1. Technical Field
The invention relates generally to the management of content, and more particularly, to an improved solution for managing key terms in the content.
2. Background Art
In information management, it is frequently desirable to extract key terms from content, such as a document. Term extraction benefits both the content authoring (e.g., generating a glossary, index, checking term consistency, identifying inappropriate terms, etc.) as well as content translation (e.g., advanced translation of key terms). To date, many key term extraction tools identify a substantial number of insignificant extra words, duplicate terms, and/or strings. Further, these tools frequently misidentify terms. The inclusion of these superfluous lexical units as output adds a substantial burden to the reviewer who will need to eliminate them, thereby reducing the usability of the output and adding to the cost and time required to complete the key term extraction.
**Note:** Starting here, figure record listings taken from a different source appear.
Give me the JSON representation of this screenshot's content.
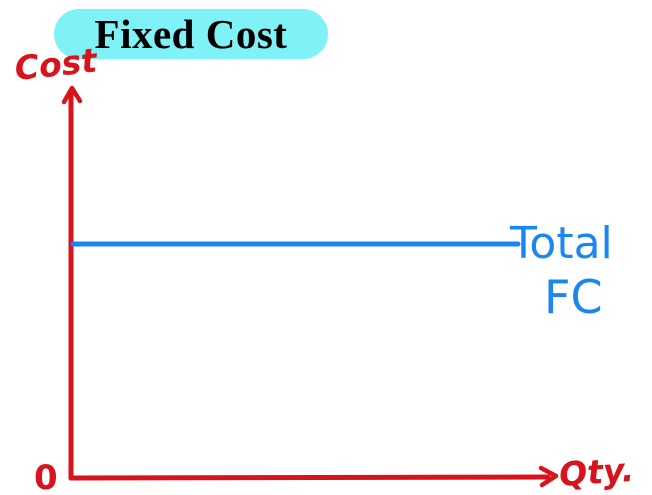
{
  "title": "Fixed Cost",
  "axes": {
    "y_label": "Cost",
    "x_label": "Qty.",
    "origin_label": "0"
  },
  "line": {
    "label_line1": "Total",
    "label_line2": "FC"
  },
  "colors": {
    "axis": "#d8131b",
    "line": "#1a86f0",
    "title_bg": "#7ff2f7"
  }
}
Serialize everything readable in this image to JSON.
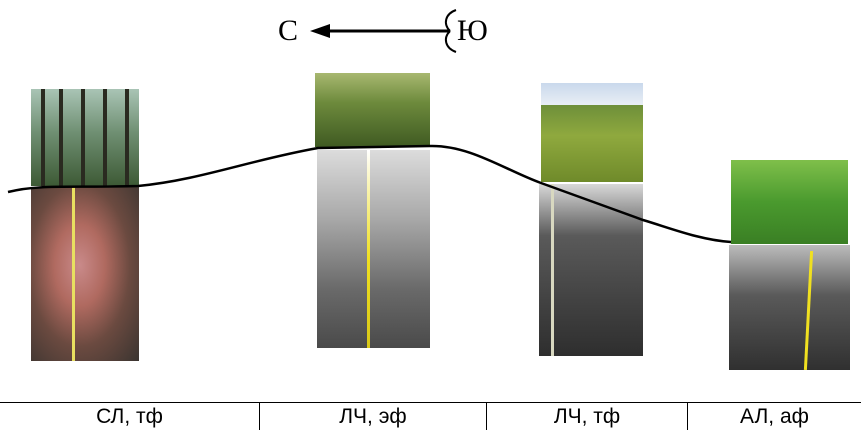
{
  "compass": {
    "north_label": "С",
    "south_label": "Ю",
    "arrow_direction": "south-to-north",
    "arrow_icon": "left-arrow-icon"
  },
  "profiles": [
    {
      "caption": "СЛ, тф",
      "landscape": "forest",
      "soil_highlight_color": "#c98a8a",
      "tape_color": "#e8e060"
    },
    {
      "caption": "ЛЧ, эф",
      "landscape": "meadow",
      "soil_highlight_color": "#dcdcdc",
      "tape_color": "#f0e020"
    },
    {
      "caption": "ЛЧ, тф",
      "landscape": "field",
      "soil_highlight_color": "#d8d8d8",
      "tape_color": "#d8d8c0"
    },
    {
      "caption": "АЛ, аф",
      "landscape": "lawn",
      "soil_highlight_color": "#bcbcbc",
      "tape_color": "#f0e020"
    }
  ],
  "colors": {
    "terrain_line": "#000000",
    "caption_rule": "#000000",
    "background": "#ffffff"
  }
}
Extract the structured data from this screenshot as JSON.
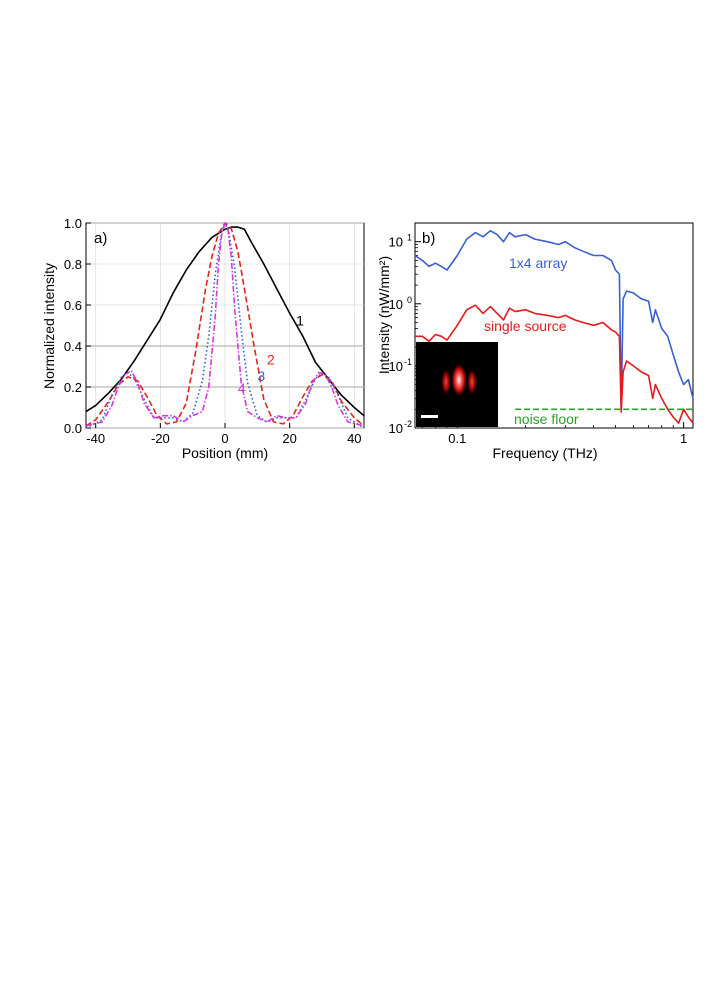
{
  "chart_data": [
    {
      "type": "line",
      "panel_label": "a)",
      "xlabel": "Position (mm)",
      "ylabel": "Normalized intensity",
      "xlim": [
        -43,
        43
      ],
      "ylim": [
        0,
        1.0
      ],
      "xticks": [
        -40,
        -20,
        0,
        20,
        40
      ],
      "yticks": [
        0.0,
        0.2,
        0.4,
        0.6,
        0.8,
        1.0
      ],
      "xtick_labels": [
        "-40",
        "-20",
        "0",
        "20",
        "40"
      ],
      "ytick_labels": [
        "0.0",
        "0.2",
        "0.4",
        "0.6",
        "0.8",
        "1.0"
      ],
      "grid": true,
      "series": [
        {
          "name": "1",
          "color": "#000000",
          "dash": "solid",
          "x": [
            -43,
            -40,
            -36,
            -32,
            -28,
            -24,
            -20,
            -16,
            -12,
            -8,
            -4,
            -2,
            0,
            2,
            4,
            6,
            8,
            12,
            16,
            20,
            24,
            28,
            32,
            36,
            40,
            43
          ],
          "y": [
            0.08,
            0.11,
            0.17,
            0.24,
            0.33,
            0.43,
            0.53,
            0.66,
            0.77,
            0.86,
            0.93,
            0.95,
            0.97,
            0.98,
            0.98,
            0.97,
            0.91,
            0.8,
            0.68,
            0.56,
            0.45,
            0.32,
            0.24,
            0.16,
            0.1,
            0.06
          ]
        },
        {
          "name": "2",
          "color": "#e3261c",
          "dash": "dashed",
          "x": [
            -43,
            -40,
            -36,
            -33,
            -30,
            -27,
            -24,
            -21,
            -18,
            -15,
            -12,
            -9,
            -6,
            -4,
            -2,
            0,
            1,
            2,
            4,
            6,
            9,
            12,
            15,
            18,
            21,
            24,
            27,
            30,
            33,
            36,
            40,
            43
          ],
          "y": [
            0.01,
            0.04,
            0.13,
            0.21,
            0.25,
            0.23,
            0.15,
            0.06,
            0.02,
            0.03,
            0.12,
            0.38,
            0.68,
            0.84,
            0.95,
            1.0,
            0.99,
            0.97,
            0.86,
            0.68,
            0.4,
            0.14,
            0.03,
            0.02,
            0.06,
            0.15,
            0.23,
            0.26,
            0.23,
            0.13,
            0.05,
            0.01
          ]
        },
        {
          "name": "3",
          "color": "#2e5fd8",
          "dash": "dotted",
          "x": [
            -43,
            -38,
            -35,
            -32,
            -30,
            -28,
            -25,
            -22,
            -19,
            -16,
            -13,
            -10,
            -7,
            -5,
            -3,
            -1,
            0,
            1,
            3,
            5,
            7,
            10,
            13,
            16,
            19,
            22,
            25,
            28,
            30,
            32,
            35,
            38,
            43
          ],
          "y": [
            0.0,
            0.04,
            0.16,
            0.25,
            0.27,
            0.24,
            0.14,
            0.05,
            0.05,
            0.05,
            0.03,
            0.07,
            0.23,
            0.45,
            0.75,
            0.96,
            1.0,
            0.97,
            0.78,
            0.48,
            0.22,
            0.06,
            0.03,
            0.05,
            0.05,
            0.05,
            0.14,
            0.24,
            0.27,
            0.25,
            0.16,
            0.05,
            0.0
          ]
        },
        {
          "name": "4",
          "color": "#d63ad6",
          "dash": "dashdot",
          "x": [
            -43,
            -38,
            -35,
            -33,
            -31,
            -29,
            -27,
            -25,
            -22,
            -19,
            -16,
            -13,
            -10,
            -7,
            -5,
            -3,
            -2,
            -1,
            0,
            1,
            2,
            3,
            5,
            7,
            10,
            13,
            16,
            19,
            22,
            25,
            27,
            29,
            31,
            33,
            35,
            38,
            43
          ],
          "y": [
            0.01,
            0.03,
            0.11,
            0.2,
            0.26,
            0.28,
            0.22,
            0.12,
            0.05,
            0.06,
            0.06,
            0.03,
            0.06,
            0.08,
            0.2,
            0.55,
            0.8,
            0.95,
            1.0,
            0.96,
            0.82,
            0.58,
            0.22,
            0.08,
            0.05,
            0.03,
            0.06,
            0.05,
            0.05,
            0.12,
            0.22,
            0.27,
            0.26,
            0.2,
            0.11,
            0.03,
            0.01
          ]
        }
      ],
      "annotations": [
        {
          "text": "1",
          "x": 22,
          "y": 0.5,
          "color": "#000000"
        },
        {
          "text": "2",
          "x": 13,
          "y": 0.31,
          "color": "#e3261c"
        },
        {
          "text": "3",
          "x": 10,
          "y": 0.23,
          "color": "#2e5fd8"
        },
        {
          "text": "4",
          "x": 4,
          "y": 0.17,
          "color": "#d63ad6"
        }
      ]
    },
    {
      "type": "line",
      "panel_label": "b)",
      "xlabel": "Frequency (THz)",
      "ylabel": "Intensity (nW/mm²)",
      "x_scale": "log",
      "y_scale": "log",
      "xlim": [
        0.065,
        1.1
      ],
      "ylim": [
        0.01,
        20
      ],
      "xticks": [
        0.1,
        1
      ],
      "xtick_labels": [
        "0.1",
        "1"
      ],
      "yticks": [
        0.01,
        0.1,
        1,
        10
      ],
      "ytick_labels": [
        {
          "base": "10",
          "exp": "-2"
        },
        {
          "base": "10",
          "exp": "-1"
        },
        {
          "base": "10",
          "exp": "0"
        },
        {
          "base": "10",
          "exp": "1"
        }
      ],
      "series": [
        {
          "name": "1x4 array",
          "color": "#3a5fd0",
          "dash": "solid",
          "x": [
            0.065,
            0.07,
            0.075,
            0.08,
            0.085,
            0.09,
            0.1,
            0.11,
            0.12,
            0.13,
            0.14,
            0.15,
            0.16,
            0.17,
            0.18,
            0.2,
            0.22,
            0.25,
            0.28,
            0.3,
            0.33,
            0.36,
            0.4,
            0.44,
            0.48,
            0.5,
            0.52,
            0.53,
            0.54,
            0.56,
            0.6,
            0.65,
            0.7,
            0.73,
            0.75,
            0.8,
            0.85,
            0.9,
            0.95,
            1.0,
            1.05,
            1.1
          ],
          "y": [
            6,
            5,
            4,
            4.5,
            4,
            3.5,
            6,
            11,
            14,
            12,
            15,
            13,
            10,
            14,
            12,
            13,
            11,
            10,
            9,
            10,
            8,
            7,
            6,
            6,
            5,
            3.5,
            3,
            0.02,
            1.2,
            1.6,
            1.5,
            1.2,
            1.1,
            0.5,
            0.8,
            0.4,
            0.3,
            0.15,
            0.08,
            0.05,
            0.06,
            0.03
          ]
        },
        {
          "name": "single source",
          "color": "#e31a1c",
          "dash": "solid",
          "x": [
            0.065,
            0.07,
            0.075,
            0.08,
            0.085,
            0.09,
            0.1,
            0.11,
            0.12,
            0.13,
            0.14,
            0.15,
            0.16,
            0.17,
            0.18,
            0.2,
            0.22,
            0.25,
            0.28,
            0.3,
            0.33,
            0.36,
            0.4,
            0.44,
            0.48,
            0.5,
            0.52,
            0.53,
            0.54,
            0.56,
            0.6,
            0.65,
            0.7,
            0.73,
            0.75,
            0.8,
            0.85,
            0.9,
            0.95,
            1.0,
            1.05,
            1.1
          ],
          "y": [
            0.3,
            0.3,
            0.25,
            0.32,
            0.3,
            0.26,
            0.45,
            0.8,
            0.95,
            0.7,
            0.9,
            0.7,
            0.55,
            0.85,
            0.75,
            0.8,
            0.7,
            0.65,
            0.6,
            0.65,
            0.55,
            0.5,
            0.45,
            0.5,
            0.38,
            0.35,
            0.3,
            0.018,
            0.08,
            0.12,
            0.1,
            0.08,
            0.07,
            0.03,
            0.05,
            0.03,
            0.02,
            0.015,
            0.012,
            0.02,
            0.015,
            0.012
          ]
        },
        {
          "name": "noise floor",
          "color": "#2ca02c",
          "dash": "dashed",
          "x": [
            0.18,
            1.1
          ],
          "y": [
            0.02,
            0.02
          ]
        }
      ],
      "annotations": [
        {
          "text": "1x4 array",
          "color": "#3a5fd0"
        },
        {
          "text": "single source",
          "color": "#e31a1c"
        },
        {
          "text": "noise floor",
          "color": "#2ca02c"
        }
      ],
      "inset": "beam profile image with scale bar"
    }
  ]
}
In response, an improved key term extraction tool was created by International Business Machines Corp. of Armonk, N.Y. (IBM). As described in the paper entitled “Terminology Extraction for Global Content Management”, Terminology, September 2003, vol. 9, no. 1, pp. 51-69, which is hereby incorporated herein by reference, the tool scans a file and effectively extracts nouns/noun phrases along with other information, which is then included in a list. However, while the output is more effective than previous tools, a substantial number of extra lexical units continue to be output by the tool.
As a result, a need exists for an improved key term extraction tool and process that further reduces the inclusion of lexical units in the output that are not needed for the intended content authoring and/or translation purposes.